August 26, 2011
If you haven't yet downloaded our 20th anniversary e-book, 20 Years, 20 Teachings, there's still time. It's free to Tricycle Supporting and Sustaining Members. In it you will find many of our most popular writers from the past two decades. Most of the featured articles are from Buddhist teachers, but not all.
Award-winning environmental journalist Alan Weisman makes an appearance in our e-book. In an interview with Clark Strand, titled after his best selling book, The World Without Us, Weisman speaks about global warming, population control, and what the world would look like without humans. At a time when natural disasters are becoming increasingly common events, this is even more relevant today than it was when it was published just a few years ago in 2007.

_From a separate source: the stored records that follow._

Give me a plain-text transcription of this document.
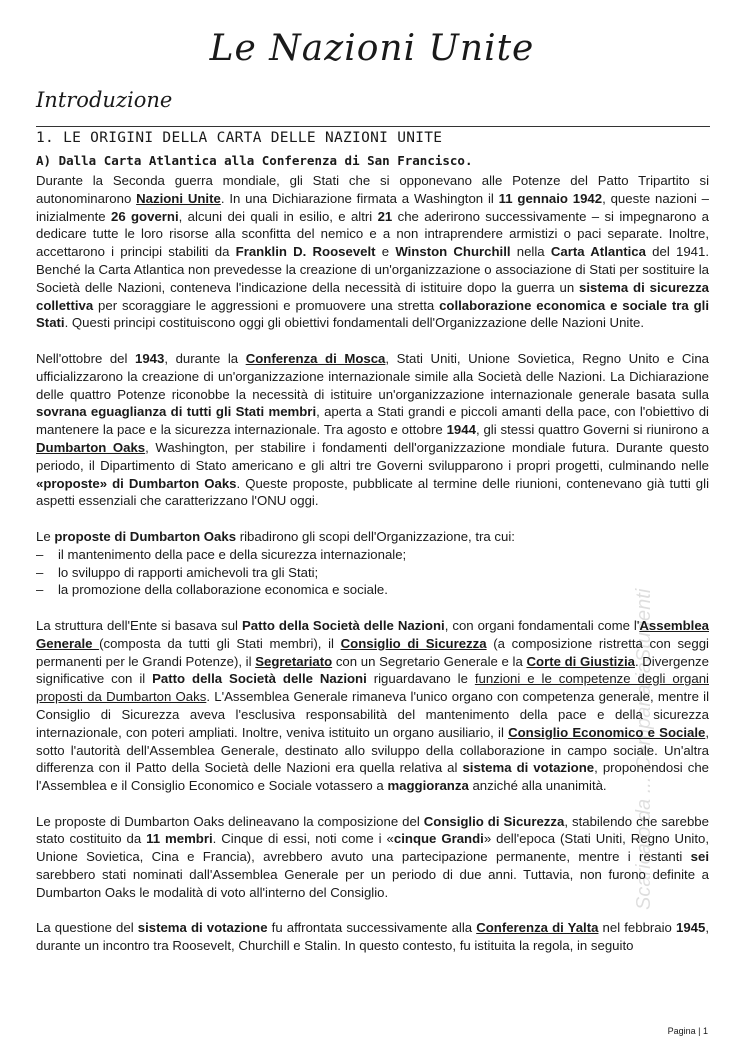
Le Nazioni Unite
Introduzione
1. LE ORIGINI DELLA CARTA DELLE NAZIONI UNITE
A) Dalla Carta Atlantica alla Conferenza di San Francisco.

Durante la Seconda guerra mondiale, gli Stati che si opponevano alle Potenze del Patto Tripartito si autonominarono Nazioni Unite. In una Dichiarazione firmata a Washington il 11 gennaio 1942, queste nazioni – inizialmente 26 governi, alcuni dei quali in esilio, e altri 21 che aderirono successivamente – si impegnarono a dedicare tutte le loro risorse alla sconfitta del nemico e a non intraprendere armistizi o paci separate. Inoltre, accettarono i principi stabiliti da Franklin D. Roosevelt e Winston Churchill nella Carta Atlantica del 1941. Benché la Carta Atlantica non prevedesse la creazione di un'organizzazione o associazione di Stati per sostituire la Società delle Nazioni, conteneva l'indicazione della necessità di istituire dopo la guerra un sistema di sicurezza collettiva per scoraggiare le aggressioni e promuovere una stretta collaborazione economica e sociale tra gli Stati. Questi principi costituiscono oggi gli obiettivi fondamentali dell'Organizzazione delle Nazioni Unite.

Nell'ottobre del 1943, durante la Conferenza di Mosca, Stati Uniti, Unione Sovietica, Regno Unito e Cina ufficializzarono la creazione di un'organizzazione internazionale simile alla Società delle Nazioni. La Dichiarazione delle quattro Potenze riconobbe la necessità di istituire un'organizzazione internazionale generale basata sulla sovrana eguaglianza di tutti gli Stati membri, aperta a Stati grandi e piccoli amanti della pace, con l'obiettivo di mantenere la pace e la sicurezza internazionale. Tra agosto e ottobre 1944, gli stessi quattro Governi si riunirono a Dumbarton Oaks, Washington, per stabilire i fondamenti dell'organizzazione mondiale futura. Durante questo periodo, il Dipartimento di Stato americano e gli altri tre Governi svilupparono i propri progetti, culminando nelle «proposte» di Dumbarton Oaks. Queste proposte, pubblicate al termine delle riunioni, contenevano già tutti gli aspetti essenziali che caratterizzano l'ONU oggi.

Le proposte di Dumbarton Oaks ribadirono gli scopi dell'Organizzazione, tra cui:

– il mantenimento della pace e della sicurezza internazionale;
– lo sviluppo di rapporti amichevoli tra gli Stati;
– la promozione della collaborazione economica e sociale.

La struttura dell'Ente si basava sul Patto della Società delle Nazioni, con organi fondamentali come l'Assemblea Generale (composta da tutti gli Stati membri), il Consiglio di Sicurezza (a composizione ristretta con seggi permanenti per le Grandi Potenze), il Segretariato con un Segretario Generale e la Corte di Giustizia. Divergenze significative con il Patto della Società delle Nazioni riguardavano le funzioni e le competenze degli organi proposti da Dumbarton Oaks. L'Assemblea Generale rimaneva l'unico organo con competenza generale, mentre il Consiglio di Sicurezza aveva l'esclusiva responsabilità del mantenimento della pace e della sicurezza internazionale, con poteri ampliati. Inoltre, veniva istituito un organo ausiliario, il Consiglio Economico e Sociale, sotto l'autorità dell'Assemblea Generale, destinato allo sviluppo della collaborazione in campo sociale. Un'altra differenza con il Patto della Società delle Nazioni era quella relativa al sistema di votazione, proponendosi che l'Assemblea e il Consiglio Economico e Sociale votassero a maggioranza anziché alla unanimità.

Le proposte di Dumbarton Oaks delineavano la composizione del Consiglio di Sicurezza, stabilendo che sarebbe stato costituito da 11 membri. Cinque di essi, noti come i «cinque Grandi» dell'epoca (Stati Uniti, Regno Unito, Unione Sovietica, Cina e Francia), avrebbero avuto una partecipazione permanente, mentre i restanti sei sarebbero stati nominati dall'Assemblea Generale per un periodo di due anni. Tuttavia, non furono definite a Dumbarton Oaks le modalità di voto all'interno del Consiglio.

La questione del sistema di votazione fu affrontata successivamente alla Conferenza di Yalta nel febbraio 1945, durante un incontro tra Roosevelt, Churchill e Stalin. In questo contesto, fu istituita la regola, in seguito

Scaricato da ... CampanariaStudenti
Pagina | 1
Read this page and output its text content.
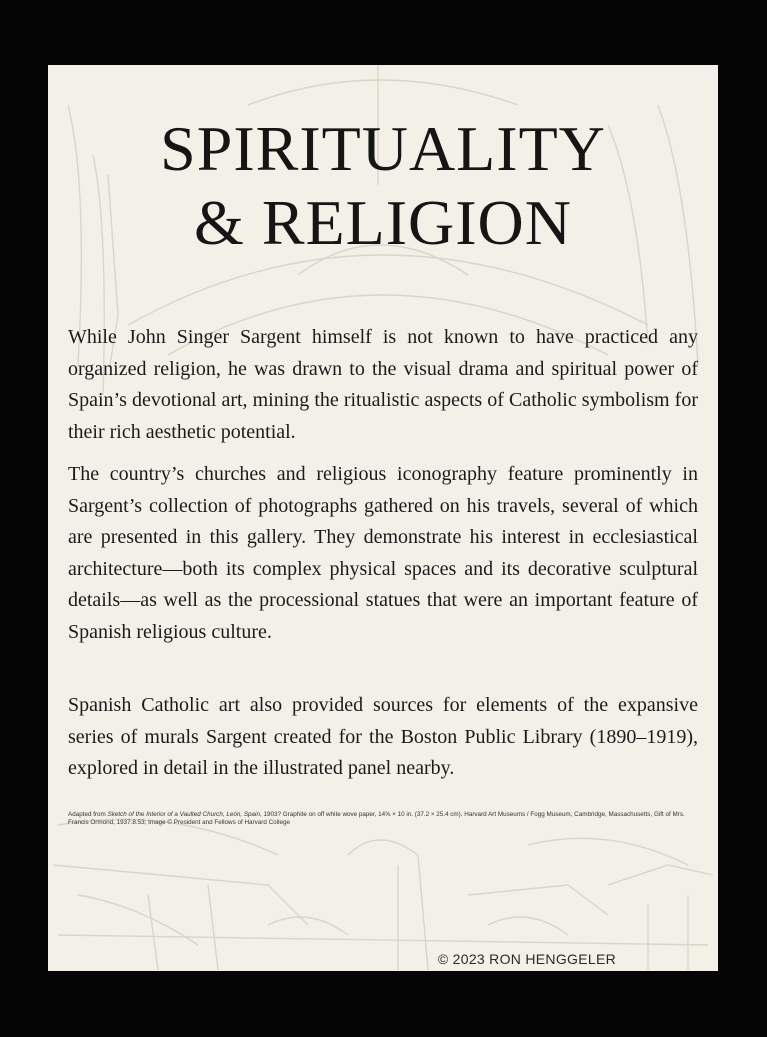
SPIRITUALITY
& RELIGION

While John Singer Sargent himself is not known to have practiced any organized religion, he was drawn to the visual drama and spiritual power of Spain’s devotional art, mining the ritualistic aspects of Catholic symbolism for their rich aesthetic potential.

The country’s churches and religious iconography feature prominently in Sargent’s collection of photographs gathered on his travels, several of which are presented in this gallery. They demonstrate his interest in ecclesiastical architecture—both its complex physical spaces and its decorative sculptural details—as well as the processional statues that were an important feature of Spanish religious culture.

Spanish Catholic art also provided sources for elements of the expansive series of murals Sargent created for the Boston Public Library (1890–1919), explored in detail in the illustrated panel nearby.

Adapted from Sketch of the Interior of a Vaulted Church, León, Spain, 1903? Graphite on off white wove paper, 14⅝ × 10 in. (37.2 × 25.4 cm). Harvard Art Museums / Fogg Museum, Cambridge, Massachusetts, Gift of Mrs. Francis Ormond, 1937.8.53; Image © President and Fellows of Harvard College
© 2023 RON HENGGELER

As I read your book I kept coming back to a modern Buddhist description of Buddha as life itself, or even the “life force” inherent in nature. Does this concept make sense from your point of view? It makes perfect sense. If I were asked to sum up what the book is about, I think I could bring it down to two ideas. The first is that there’s something wonderfully mysterious and comforting in how indomitable life seems to be. Because the very worst stuff can happen—for instance, the Permian extinction, which occurred roughly 250 million years ago, where you have a million years of volcanic eruption through the carboniferous layer of the planet, and possibly an asteroid to boot, and so the planet gets whacked down to where there’s almost nothing moving . . . and then life starts to crawl out of the sea again. Or there’s the most infertile space you could possibly imagine, be it a highly contaminated chemical weapons site or the place where two very cold pieces of steel come together to form the union in a bridge. And given the least opportunity, life springs right out of those cracks. Life does amazing things to fit changing circumstances and survive.